Operating overnight not tied to worse outcomes for next-day surgeries

Operating overnight not tied to worse outcomes for next-day surgeries

Operating overnight is not associated with worse outcomes for operations performed by surgeons the subsequent day, according to a study published online May 23 in JAMA Internal Medicine.

Eric C. Sun, M.D., Ph.D., from the Stanford University School of Medicine in California, and colleagues examined the association between an attending surgeon operating overnight and outcomes for operations performed by that surgeon the next day. The analysis included data from 1,131 surgeons from 20 high-volume U.S. institutions (498,234 patients) for surgical procedures performed during the day (between 7 a.m. and 5 p.m.) between Jan. 1, 2010, and Aug. 30, 2020.

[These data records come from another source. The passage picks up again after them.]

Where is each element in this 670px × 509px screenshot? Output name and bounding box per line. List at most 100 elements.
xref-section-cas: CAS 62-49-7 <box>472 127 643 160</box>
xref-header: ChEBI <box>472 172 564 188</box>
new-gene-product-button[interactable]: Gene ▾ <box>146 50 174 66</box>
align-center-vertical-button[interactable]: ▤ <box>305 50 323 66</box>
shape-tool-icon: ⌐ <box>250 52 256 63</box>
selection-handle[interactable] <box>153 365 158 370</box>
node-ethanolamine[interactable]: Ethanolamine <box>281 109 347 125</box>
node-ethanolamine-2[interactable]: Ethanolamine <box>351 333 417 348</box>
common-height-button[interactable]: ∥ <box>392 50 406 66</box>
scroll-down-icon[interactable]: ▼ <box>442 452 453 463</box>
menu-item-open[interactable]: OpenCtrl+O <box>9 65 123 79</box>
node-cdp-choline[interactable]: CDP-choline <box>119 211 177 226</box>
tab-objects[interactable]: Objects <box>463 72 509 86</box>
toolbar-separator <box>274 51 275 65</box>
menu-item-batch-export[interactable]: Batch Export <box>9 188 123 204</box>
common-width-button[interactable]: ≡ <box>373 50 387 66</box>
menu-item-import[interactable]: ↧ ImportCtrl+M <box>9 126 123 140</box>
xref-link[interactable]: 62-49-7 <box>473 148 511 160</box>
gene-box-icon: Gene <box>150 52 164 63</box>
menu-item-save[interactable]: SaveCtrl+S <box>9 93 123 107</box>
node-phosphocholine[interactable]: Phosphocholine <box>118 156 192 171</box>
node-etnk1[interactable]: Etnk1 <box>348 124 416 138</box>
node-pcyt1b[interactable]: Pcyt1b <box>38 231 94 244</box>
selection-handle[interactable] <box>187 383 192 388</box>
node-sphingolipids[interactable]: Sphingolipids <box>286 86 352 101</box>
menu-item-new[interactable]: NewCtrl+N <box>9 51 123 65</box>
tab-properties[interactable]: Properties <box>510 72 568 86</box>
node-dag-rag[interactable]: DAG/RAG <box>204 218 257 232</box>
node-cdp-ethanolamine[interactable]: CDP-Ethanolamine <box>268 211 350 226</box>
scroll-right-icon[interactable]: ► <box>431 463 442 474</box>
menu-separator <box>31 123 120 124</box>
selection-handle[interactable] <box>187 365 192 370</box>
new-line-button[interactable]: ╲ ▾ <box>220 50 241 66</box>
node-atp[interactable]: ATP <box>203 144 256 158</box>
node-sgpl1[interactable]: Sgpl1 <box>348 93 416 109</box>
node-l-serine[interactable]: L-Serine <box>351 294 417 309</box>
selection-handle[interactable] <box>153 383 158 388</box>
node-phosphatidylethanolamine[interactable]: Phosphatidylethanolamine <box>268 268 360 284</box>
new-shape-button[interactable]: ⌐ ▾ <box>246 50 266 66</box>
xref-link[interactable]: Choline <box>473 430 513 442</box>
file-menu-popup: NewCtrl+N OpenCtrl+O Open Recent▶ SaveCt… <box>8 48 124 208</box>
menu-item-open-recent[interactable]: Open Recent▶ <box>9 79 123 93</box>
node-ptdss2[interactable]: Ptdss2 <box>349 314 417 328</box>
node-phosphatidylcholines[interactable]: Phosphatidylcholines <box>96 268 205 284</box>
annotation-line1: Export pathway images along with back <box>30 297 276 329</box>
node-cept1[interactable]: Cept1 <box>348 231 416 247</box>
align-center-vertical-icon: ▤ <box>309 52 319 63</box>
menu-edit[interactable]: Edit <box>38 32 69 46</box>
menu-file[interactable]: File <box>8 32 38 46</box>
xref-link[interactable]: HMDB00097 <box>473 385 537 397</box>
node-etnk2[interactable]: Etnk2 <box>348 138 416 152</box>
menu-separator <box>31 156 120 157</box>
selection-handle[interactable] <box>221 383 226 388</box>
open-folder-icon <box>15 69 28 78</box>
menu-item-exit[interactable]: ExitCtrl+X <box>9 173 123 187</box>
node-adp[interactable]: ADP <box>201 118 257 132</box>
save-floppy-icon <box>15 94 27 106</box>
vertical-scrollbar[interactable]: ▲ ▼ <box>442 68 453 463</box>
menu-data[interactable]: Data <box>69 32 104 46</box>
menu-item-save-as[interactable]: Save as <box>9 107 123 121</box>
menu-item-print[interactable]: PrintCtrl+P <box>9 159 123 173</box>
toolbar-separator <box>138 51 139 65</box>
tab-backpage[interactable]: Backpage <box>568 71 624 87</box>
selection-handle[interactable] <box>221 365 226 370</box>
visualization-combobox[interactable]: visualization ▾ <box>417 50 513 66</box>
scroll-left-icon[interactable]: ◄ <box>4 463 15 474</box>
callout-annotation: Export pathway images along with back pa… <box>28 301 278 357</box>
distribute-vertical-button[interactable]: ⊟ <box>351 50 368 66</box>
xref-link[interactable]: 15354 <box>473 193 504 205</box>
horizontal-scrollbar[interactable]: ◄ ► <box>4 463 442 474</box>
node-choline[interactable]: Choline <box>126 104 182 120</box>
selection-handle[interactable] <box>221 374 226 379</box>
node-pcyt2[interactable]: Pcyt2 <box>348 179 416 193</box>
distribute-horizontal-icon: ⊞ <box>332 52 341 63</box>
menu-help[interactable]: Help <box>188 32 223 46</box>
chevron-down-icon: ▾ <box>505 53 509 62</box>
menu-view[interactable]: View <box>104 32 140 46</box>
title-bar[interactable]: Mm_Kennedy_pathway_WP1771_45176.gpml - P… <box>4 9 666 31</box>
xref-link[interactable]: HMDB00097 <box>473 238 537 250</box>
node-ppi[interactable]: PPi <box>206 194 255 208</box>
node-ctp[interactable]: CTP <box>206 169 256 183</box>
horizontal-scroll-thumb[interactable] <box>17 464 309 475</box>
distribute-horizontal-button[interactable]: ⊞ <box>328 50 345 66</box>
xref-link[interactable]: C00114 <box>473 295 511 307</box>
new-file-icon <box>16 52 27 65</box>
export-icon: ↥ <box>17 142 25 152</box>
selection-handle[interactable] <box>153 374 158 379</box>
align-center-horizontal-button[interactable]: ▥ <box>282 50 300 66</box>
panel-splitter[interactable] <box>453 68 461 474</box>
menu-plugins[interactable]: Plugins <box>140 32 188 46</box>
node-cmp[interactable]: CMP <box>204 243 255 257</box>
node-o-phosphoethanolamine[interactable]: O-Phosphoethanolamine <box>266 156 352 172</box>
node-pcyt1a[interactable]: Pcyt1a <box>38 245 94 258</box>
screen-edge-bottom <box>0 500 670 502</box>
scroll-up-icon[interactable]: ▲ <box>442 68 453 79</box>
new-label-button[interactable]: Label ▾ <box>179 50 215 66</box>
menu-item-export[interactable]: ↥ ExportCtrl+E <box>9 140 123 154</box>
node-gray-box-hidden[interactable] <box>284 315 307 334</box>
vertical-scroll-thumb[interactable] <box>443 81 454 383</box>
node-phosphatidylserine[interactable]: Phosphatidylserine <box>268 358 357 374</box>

The researchers found that 2.6 percent of procedures involved an attending surgeon who operated the night before. The adjusted incidence of in-hospital death or major complications was 5.89 percent among daytime operations when the attending surgeon operated the night before versus 5.87 percent among daytime operations when the same surgeon did not operate the night before, when adjusting for operation type, surgeon fixed effects, and observable patient characteristics. Only operation length differed significantly with overnight work status, with operating the previous night associated with a statistically significant decrease in length of daytime operations (adjusted difference, −4.7 minutes), although this difference is unlikely to be meaningful.

“These results provide reassurance concerning the practice of having attending surgeons take overnight call and still perform operations the following morning,” the authors write.